Abstract
During the software development process, prediction of the number of faults in software modules can be more helpful instead of predicting the modules being faulty or non-faulty. Such an approach may help in more focused software testing process and may enhance the reliability of the software system. Most of the earlier works on software fault prediction have used classification techniques for classifying software modules into faulty or non-faulty categories. The techniques such as Poisson regression, negative binomial regression, genetic programming, decision tree regression, and multilayer perceptron can be used for the prediction of the number of faults. In this paper, we present an experimental study to evaluate and compare the capability of six fault prediction techniques such as genetic programming, multilayer perceptron, linear regression, decision tree regression, zero-inflated Poisson regression, and negative binomial regression for the prediction of number of faults. The experimental investigation is carried out for eighteen software project datasets collected from the PROMISE data repository. The results of the investigation are evaluated using average absolute error, average relative error, measure of completeness, and prediction at level l measures. We also perform Kruskal–Wallis test and Dunn’s multiple comparison test to compare the relative performance of the considered fault prediction techniques.
1 Introduction
From software development perspective, dealing with software faults is a vital and foremost important task. Presence of faults not only deteriorates the quality of the software, but also increases the development and maintenance cost of the software (Menzies et al. 2010). Therefore, identifying which software module is likely to be fault prone during early phases of software development may help in improving the quality of software system. By predicting number of faults1 in software modules, we can guide software testers to focus on faulty modules first.

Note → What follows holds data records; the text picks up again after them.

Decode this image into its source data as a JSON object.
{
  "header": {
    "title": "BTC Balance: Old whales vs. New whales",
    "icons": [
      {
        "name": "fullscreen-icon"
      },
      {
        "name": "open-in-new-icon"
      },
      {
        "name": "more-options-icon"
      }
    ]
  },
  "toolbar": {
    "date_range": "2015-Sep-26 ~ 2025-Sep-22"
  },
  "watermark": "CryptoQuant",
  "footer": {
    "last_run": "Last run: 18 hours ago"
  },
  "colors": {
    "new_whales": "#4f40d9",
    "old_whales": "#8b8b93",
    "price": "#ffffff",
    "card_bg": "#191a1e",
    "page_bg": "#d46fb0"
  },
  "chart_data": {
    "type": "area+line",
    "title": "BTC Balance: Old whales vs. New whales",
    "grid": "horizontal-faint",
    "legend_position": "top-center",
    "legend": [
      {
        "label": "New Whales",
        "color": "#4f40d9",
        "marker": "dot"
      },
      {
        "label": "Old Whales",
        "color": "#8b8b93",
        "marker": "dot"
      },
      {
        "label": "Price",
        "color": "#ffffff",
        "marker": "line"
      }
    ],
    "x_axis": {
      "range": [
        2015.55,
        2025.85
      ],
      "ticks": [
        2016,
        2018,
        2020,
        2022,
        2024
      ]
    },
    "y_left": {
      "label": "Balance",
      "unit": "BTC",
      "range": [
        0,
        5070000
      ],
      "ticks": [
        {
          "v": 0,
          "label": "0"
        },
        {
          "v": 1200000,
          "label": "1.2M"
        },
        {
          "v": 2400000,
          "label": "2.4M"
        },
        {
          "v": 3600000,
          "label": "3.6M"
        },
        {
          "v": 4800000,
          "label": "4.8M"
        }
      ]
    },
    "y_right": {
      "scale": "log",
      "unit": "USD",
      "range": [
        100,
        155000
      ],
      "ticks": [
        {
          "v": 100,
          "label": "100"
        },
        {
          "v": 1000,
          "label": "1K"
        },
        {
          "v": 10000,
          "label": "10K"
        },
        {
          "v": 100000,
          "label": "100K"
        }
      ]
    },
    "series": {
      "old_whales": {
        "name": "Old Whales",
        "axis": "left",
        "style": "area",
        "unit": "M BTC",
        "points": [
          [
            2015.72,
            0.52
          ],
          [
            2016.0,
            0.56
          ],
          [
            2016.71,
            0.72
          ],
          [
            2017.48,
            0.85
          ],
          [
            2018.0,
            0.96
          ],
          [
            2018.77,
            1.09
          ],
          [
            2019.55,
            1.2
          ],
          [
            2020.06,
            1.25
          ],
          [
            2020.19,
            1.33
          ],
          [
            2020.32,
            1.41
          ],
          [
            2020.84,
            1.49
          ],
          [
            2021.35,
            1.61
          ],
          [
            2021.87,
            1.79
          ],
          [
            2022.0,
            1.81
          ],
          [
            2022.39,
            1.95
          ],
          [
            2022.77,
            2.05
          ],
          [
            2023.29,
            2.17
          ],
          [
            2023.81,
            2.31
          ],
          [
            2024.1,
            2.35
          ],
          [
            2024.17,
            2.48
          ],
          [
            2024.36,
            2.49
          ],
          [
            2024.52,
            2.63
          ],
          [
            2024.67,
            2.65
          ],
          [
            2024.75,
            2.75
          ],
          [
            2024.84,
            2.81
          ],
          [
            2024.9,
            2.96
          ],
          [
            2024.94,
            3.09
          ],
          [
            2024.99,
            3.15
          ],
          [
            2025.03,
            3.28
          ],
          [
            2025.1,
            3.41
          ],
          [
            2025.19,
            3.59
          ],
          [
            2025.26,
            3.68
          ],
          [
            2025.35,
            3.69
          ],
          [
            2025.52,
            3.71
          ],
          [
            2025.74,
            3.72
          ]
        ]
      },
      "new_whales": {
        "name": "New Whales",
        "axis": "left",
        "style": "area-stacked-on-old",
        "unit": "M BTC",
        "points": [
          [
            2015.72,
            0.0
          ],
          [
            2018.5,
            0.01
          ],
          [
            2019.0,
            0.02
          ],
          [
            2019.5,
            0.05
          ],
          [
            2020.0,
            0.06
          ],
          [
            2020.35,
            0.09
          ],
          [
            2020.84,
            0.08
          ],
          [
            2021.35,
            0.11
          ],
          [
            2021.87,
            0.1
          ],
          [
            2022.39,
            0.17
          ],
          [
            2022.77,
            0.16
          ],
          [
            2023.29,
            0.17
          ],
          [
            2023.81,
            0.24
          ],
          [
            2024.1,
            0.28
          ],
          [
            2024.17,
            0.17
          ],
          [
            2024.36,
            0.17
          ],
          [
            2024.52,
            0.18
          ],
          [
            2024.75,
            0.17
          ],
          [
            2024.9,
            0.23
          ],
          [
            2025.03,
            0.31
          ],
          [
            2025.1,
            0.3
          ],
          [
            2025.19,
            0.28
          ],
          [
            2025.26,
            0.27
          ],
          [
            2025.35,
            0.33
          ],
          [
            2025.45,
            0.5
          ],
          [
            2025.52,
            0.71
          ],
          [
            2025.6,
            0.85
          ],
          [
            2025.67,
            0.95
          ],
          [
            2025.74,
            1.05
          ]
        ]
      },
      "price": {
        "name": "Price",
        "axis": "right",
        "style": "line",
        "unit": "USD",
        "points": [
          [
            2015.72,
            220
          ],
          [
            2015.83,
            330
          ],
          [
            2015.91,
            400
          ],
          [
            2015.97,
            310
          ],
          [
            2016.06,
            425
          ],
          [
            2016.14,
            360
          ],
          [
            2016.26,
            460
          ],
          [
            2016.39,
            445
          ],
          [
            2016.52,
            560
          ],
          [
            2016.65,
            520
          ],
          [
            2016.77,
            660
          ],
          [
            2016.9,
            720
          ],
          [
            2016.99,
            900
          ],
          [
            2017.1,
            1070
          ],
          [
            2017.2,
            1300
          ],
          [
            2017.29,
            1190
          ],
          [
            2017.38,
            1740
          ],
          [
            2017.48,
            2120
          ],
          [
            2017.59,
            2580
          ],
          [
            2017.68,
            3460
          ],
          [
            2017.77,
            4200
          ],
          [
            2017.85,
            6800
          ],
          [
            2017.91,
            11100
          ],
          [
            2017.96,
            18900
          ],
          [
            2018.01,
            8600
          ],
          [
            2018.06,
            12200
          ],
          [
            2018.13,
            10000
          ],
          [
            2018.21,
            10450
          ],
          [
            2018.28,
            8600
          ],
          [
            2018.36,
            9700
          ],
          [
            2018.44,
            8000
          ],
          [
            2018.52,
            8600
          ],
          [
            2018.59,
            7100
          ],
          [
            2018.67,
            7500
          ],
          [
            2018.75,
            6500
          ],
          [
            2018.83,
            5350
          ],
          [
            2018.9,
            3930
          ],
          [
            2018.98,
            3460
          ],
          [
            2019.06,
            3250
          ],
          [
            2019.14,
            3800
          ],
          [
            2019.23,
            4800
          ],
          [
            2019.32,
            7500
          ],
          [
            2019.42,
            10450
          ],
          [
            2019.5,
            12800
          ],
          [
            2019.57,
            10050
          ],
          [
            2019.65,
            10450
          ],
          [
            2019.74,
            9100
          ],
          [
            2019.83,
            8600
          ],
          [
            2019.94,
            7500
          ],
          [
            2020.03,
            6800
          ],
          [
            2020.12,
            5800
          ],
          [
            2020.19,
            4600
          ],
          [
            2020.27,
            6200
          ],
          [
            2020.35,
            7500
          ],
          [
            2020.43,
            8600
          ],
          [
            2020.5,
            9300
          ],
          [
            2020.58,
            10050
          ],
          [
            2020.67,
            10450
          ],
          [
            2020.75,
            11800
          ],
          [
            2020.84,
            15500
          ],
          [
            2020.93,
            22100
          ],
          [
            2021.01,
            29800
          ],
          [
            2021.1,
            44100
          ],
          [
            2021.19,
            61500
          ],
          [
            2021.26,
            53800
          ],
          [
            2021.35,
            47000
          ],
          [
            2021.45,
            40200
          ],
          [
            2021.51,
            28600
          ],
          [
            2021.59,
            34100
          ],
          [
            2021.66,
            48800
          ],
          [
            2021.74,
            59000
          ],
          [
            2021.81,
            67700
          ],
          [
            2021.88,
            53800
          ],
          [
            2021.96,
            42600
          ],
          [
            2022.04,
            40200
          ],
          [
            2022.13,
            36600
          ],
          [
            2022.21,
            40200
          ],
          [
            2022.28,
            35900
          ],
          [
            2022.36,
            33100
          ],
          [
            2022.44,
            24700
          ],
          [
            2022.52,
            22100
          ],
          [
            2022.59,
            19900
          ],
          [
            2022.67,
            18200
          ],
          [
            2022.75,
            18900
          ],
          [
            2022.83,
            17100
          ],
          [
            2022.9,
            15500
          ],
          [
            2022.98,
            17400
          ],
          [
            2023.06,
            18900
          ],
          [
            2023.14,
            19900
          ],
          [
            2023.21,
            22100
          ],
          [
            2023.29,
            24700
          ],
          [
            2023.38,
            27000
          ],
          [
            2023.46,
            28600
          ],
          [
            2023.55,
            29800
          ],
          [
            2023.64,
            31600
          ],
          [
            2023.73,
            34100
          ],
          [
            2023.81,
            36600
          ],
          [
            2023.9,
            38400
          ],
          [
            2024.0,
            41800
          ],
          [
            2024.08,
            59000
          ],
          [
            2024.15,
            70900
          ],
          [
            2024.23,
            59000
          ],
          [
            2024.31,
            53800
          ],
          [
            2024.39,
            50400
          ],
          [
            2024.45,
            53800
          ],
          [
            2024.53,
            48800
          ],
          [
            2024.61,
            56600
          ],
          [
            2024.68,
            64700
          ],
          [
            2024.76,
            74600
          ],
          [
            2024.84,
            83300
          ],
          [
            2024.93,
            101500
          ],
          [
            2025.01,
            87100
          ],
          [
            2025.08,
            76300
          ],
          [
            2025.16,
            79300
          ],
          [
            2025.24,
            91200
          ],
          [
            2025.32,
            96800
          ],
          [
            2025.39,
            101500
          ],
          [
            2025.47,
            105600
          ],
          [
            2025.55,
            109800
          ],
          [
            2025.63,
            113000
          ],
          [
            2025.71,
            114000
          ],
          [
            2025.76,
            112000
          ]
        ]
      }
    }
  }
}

7 Conclusions and future work
This paper evaluated and compared the performance of six fault prediction techniques for the prediction of number of faults in given software modules. We have used four known fault prediction techniques, i.e., LR, MLP, NBR, and ZIP for the prediction of number of faults. In addition, we have investigated two techniques, i.e., GP and DTR, which until now have not been fully explored for the prediction of number of faults. The experiments were performed for eighteen software project datasets available publicly. AAE, ARE, measure of completeness, and prediction at level l measures have been used to evaluate the results of fault prediction models. In addition, Kruskal–Wallis test and Dunn’s multiple comparison test were performed to assess the relative performance of the used fault prediction techniques. The results found that among the used different fault prediction techniques, decision tree regression, genetic programming, multilayer perceptron, and linear regression demonstrated better prediction performance for all the datasets under consideration. The analysis of results obtained from Kruskal–Wallis test and Dunn’s multiple comparison test suggested that except negative binomial regression (NBR) and zero-inflated Poisson regression (ZIP) techniques all other techniques have performed significantly accurate for the prediction of number of faults. Generally, NBR and ZIP techniques produced the worst prediction accuracy. Thus, it is observed that the count models (NBR and ZIP) generally underperformed as compared to other considered fault prediction techniques. In the future, it may be tried to investigate and evaluate ensemble of these methods for the number of faults prediction to overcome the limitations of individual techniques.